Yet “bad language” still makes me shudder, in real life and on television. I’m sure it’s an indicator of middle-aged, middle-class-ness, a kind of Lady Bracknell prudery.

Only this morning walking to work two men were loading a van and passing sentences containing many “effings” between them. I did one of those prissy silent tuts (I didn’t actually want them to hear me in case I got an earful, you learn this level of self-protection living in London) and marched on my way feeling morally and intellectually superior.

I have no right to feel either, of course, as I use “bad language” though never in the street, generally to myself, and never to anyone I don’t know really well. But hearing it on the telly? No, I don’t like it. It’s too direct, too out-there, too immediate and I have no control over it.

Besides I think over-use degrades to the point where it’s clearly become acceptable for everyone to bark abuse in shops, buses, on trains, everywhere. It’s become routine and perfectly fine, apparently, it’s conversation-punctuation.

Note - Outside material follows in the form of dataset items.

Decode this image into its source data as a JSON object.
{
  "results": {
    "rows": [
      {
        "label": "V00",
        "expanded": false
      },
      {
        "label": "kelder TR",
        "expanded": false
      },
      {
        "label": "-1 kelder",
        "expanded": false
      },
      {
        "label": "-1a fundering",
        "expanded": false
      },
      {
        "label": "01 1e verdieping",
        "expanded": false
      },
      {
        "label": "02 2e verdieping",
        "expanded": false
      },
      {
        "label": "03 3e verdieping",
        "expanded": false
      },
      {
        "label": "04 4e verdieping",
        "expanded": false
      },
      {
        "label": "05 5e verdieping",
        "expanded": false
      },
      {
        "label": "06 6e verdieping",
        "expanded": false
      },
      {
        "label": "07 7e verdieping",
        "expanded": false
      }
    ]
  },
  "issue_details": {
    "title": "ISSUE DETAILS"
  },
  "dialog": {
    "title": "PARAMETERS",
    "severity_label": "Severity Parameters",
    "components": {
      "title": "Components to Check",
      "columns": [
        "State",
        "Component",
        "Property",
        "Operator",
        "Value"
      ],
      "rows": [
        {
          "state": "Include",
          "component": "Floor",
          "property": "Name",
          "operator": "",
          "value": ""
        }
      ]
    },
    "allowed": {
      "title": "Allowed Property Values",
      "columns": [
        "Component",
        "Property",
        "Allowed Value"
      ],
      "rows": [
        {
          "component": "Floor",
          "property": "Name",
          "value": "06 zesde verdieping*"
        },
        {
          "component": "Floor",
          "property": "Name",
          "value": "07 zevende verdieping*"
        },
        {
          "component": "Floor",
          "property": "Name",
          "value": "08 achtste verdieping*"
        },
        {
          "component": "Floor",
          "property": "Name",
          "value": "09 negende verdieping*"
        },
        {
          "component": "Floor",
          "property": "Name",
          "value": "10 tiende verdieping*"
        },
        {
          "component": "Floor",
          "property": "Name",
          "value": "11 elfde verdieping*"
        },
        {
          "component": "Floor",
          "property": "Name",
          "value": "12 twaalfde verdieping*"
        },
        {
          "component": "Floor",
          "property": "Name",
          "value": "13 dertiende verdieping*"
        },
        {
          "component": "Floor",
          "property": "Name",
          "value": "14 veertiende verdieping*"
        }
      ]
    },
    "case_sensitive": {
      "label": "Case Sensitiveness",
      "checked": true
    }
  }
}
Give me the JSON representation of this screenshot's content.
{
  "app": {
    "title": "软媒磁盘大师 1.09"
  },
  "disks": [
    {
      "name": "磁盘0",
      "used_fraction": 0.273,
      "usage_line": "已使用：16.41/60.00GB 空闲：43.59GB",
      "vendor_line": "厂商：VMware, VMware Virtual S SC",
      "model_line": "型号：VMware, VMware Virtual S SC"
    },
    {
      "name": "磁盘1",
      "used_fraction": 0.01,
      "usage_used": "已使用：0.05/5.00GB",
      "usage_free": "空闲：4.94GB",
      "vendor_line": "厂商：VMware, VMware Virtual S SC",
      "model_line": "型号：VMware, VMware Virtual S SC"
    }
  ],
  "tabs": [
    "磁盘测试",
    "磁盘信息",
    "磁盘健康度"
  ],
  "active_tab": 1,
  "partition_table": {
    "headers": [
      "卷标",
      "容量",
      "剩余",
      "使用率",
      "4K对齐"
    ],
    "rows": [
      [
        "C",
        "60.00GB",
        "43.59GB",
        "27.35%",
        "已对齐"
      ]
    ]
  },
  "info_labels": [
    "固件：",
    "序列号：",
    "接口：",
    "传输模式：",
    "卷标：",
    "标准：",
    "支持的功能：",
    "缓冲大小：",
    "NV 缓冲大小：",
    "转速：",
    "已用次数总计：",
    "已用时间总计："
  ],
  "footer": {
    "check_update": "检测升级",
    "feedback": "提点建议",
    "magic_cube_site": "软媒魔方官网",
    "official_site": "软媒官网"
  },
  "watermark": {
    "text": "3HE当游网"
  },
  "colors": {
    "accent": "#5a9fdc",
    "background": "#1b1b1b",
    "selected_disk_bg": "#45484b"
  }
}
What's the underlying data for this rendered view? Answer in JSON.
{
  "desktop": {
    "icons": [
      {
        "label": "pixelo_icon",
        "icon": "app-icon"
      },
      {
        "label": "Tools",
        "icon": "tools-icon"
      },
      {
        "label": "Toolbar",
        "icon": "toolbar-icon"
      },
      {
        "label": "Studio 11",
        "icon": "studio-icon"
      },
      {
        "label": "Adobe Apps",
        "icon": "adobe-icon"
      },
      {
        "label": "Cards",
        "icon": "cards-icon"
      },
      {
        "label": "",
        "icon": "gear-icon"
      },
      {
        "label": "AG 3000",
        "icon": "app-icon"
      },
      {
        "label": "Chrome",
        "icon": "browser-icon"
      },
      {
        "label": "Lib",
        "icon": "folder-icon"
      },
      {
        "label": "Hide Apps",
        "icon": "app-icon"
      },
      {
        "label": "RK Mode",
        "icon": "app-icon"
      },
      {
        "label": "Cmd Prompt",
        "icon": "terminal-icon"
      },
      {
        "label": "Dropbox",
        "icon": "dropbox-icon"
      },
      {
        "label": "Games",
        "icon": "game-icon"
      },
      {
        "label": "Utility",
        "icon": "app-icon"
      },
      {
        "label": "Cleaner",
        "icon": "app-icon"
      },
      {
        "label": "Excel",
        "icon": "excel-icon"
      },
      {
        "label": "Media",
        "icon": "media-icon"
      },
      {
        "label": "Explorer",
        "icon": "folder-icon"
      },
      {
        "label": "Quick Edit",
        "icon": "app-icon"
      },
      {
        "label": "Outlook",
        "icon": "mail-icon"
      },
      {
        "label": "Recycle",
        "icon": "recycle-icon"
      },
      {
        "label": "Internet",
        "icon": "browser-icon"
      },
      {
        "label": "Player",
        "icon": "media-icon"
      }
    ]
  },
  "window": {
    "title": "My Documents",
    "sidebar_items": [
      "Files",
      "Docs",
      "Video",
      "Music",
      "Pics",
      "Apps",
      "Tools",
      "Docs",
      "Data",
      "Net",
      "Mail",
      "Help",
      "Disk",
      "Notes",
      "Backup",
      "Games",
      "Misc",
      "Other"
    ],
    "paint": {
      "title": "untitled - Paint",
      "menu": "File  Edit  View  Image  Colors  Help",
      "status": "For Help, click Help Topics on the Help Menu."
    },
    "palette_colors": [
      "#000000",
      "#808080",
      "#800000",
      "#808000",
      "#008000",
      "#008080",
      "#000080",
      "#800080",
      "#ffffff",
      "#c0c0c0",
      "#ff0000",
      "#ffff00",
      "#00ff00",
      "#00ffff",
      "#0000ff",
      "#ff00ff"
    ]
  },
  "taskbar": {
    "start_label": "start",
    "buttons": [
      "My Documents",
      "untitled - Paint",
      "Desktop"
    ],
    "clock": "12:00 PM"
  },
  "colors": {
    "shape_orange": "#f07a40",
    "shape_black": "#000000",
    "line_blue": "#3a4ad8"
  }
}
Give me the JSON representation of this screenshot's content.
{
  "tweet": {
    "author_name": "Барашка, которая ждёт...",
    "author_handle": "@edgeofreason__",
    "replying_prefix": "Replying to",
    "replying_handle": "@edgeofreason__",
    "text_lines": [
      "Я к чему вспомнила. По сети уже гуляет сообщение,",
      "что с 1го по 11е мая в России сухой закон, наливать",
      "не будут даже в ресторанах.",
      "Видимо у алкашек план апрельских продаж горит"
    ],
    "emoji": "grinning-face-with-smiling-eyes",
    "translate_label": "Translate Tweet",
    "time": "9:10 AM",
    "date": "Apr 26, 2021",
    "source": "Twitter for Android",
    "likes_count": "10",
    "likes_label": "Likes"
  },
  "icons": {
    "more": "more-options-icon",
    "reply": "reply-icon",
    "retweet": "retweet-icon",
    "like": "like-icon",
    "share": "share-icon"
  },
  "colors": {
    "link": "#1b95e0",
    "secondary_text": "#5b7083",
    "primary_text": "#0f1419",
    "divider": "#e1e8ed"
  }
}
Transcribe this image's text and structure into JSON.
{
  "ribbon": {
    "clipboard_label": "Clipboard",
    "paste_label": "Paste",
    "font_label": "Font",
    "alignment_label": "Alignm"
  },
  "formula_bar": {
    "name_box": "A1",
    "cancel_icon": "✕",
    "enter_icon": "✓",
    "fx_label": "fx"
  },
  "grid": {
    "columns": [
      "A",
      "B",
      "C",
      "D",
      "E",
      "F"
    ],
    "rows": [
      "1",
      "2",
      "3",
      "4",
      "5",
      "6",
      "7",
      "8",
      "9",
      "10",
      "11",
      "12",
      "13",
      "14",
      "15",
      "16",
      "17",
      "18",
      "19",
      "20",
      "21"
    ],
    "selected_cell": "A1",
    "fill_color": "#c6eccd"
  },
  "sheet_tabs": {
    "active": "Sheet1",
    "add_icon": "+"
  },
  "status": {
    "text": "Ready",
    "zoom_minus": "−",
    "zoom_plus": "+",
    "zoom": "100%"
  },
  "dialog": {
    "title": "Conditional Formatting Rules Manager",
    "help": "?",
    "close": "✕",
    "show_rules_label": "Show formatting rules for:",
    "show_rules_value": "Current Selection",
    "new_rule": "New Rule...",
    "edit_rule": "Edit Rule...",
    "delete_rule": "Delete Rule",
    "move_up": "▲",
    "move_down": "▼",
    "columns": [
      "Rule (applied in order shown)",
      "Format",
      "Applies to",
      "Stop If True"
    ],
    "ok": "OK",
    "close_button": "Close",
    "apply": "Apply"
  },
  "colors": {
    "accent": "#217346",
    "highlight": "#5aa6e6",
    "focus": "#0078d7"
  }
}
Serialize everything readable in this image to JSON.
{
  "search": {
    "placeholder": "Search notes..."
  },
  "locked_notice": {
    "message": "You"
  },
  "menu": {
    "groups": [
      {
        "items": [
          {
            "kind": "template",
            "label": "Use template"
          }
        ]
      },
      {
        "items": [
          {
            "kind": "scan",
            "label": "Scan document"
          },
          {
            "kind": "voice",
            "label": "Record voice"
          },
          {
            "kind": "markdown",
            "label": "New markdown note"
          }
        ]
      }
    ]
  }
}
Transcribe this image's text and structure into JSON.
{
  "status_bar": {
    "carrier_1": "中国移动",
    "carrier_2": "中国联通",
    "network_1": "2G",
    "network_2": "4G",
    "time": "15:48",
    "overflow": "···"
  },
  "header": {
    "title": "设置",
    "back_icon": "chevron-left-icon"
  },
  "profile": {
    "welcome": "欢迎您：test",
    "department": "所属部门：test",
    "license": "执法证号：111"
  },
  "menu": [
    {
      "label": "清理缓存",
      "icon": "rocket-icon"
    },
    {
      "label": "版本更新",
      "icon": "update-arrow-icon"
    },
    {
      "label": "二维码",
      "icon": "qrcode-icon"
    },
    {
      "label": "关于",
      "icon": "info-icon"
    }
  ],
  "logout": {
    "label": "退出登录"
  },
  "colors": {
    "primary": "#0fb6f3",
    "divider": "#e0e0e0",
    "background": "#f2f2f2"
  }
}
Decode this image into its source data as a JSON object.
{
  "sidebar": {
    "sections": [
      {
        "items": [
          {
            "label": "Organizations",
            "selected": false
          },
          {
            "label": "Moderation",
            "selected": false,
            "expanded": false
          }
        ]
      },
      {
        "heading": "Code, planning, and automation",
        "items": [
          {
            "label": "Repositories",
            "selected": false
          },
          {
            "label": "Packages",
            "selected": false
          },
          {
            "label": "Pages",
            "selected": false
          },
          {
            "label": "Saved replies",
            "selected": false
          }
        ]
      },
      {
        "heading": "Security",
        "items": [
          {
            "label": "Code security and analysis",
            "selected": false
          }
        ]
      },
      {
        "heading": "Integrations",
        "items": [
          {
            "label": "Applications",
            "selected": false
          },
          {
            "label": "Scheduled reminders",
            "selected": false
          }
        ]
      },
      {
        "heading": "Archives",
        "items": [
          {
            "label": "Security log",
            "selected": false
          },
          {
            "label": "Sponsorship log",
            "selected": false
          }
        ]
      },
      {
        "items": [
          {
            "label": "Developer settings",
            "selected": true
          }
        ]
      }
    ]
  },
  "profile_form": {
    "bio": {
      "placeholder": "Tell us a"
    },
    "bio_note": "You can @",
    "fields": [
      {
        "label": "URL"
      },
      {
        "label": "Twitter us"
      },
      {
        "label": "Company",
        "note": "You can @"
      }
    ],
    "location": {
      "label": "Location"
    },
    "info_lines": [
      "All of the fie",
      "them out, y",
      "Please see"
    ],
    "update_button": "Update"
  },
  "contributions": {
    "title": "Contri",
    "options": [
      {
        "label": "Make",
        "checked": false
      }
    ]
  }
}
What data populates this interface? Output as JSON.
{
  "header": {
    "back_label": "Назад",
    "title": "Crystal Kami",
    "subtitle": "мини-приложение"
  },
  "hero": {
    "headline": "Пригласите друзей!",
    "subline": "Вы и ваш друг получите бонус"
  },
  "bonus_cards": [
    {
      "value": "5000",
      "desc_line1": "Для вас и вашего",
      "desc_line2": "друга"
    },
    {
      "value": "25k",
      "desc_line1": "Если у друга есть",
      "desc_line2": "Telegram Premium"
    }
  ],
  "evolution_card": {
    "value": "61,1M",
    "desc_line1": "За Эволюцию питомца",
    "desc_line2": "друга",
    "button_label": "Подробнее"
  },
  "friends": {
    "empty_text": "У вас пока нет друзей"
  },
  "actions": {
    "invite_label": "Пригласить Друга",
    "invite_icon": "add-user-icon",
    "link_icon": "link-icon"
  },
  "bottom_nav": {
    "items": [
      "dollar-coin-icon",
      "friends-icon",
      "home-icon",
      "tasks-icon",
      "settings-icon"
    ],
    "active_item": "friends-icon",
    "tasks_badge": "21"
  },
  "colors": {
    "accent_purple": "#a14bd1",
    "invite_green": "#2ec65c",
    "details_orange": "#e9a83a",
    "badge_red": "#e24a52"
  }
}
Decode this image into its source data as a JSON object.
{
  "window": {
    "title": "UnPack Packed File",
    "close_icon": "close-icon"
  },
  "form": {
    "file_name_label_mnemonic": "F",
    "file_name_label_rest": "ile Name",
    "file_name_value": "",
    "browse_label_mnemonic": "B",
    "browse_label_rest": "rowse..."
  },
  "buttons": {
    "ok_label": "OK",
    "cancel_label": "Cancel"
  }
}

I suspect my maidenly displeasure has something to do with when I grew up. There was no bad language on telly when I was a kid and a teen, and I’ve watched it creep in first slowly, then very, very quickly, throughout adulthood. Now even the loathsome, misogynistic “c-word” is comparatively common in dramas.

Clearly, though, I can’t be alone in being discomfited as warnings are announced on air before anything potentially offensive is broadcast. So it’s still a taboo that hasn’t, as yet, been entirely snapped in two. There’s obviously still a general dislike among the viewing public.

Of course there has to be some bad language sometimes, if only for emphasis, which is fine I suppose, but it’s spreading too thickly, like too much salty butter. It has to be used judiciously or it becomes, as it has in real life, anodyne. Most dramas don’t need it – have you ever heard a bad word in the saintly Death in Paradise, or Call the Midwife? But that’s because they are Death in Paradise and Call the Midwife.

Which brings us back to Fortitude (Sky Atlantic, Thursday). It’s probably unfair of me to single it out, but Fortitude happens to be on and it’s sweary. And I know, considering its high levels of gore, mutilation, and general utter yuckiness (there’s a murder in a shower in this week’s episode that turned even my concrete stomach) that objecting to the swearing seems fatuous at best.

But it’s a good example because, considering everything else that’s going on, Fortitude doesn’t need the “effing”. There’s enough high drama without the cheapening effect of too many “effs”.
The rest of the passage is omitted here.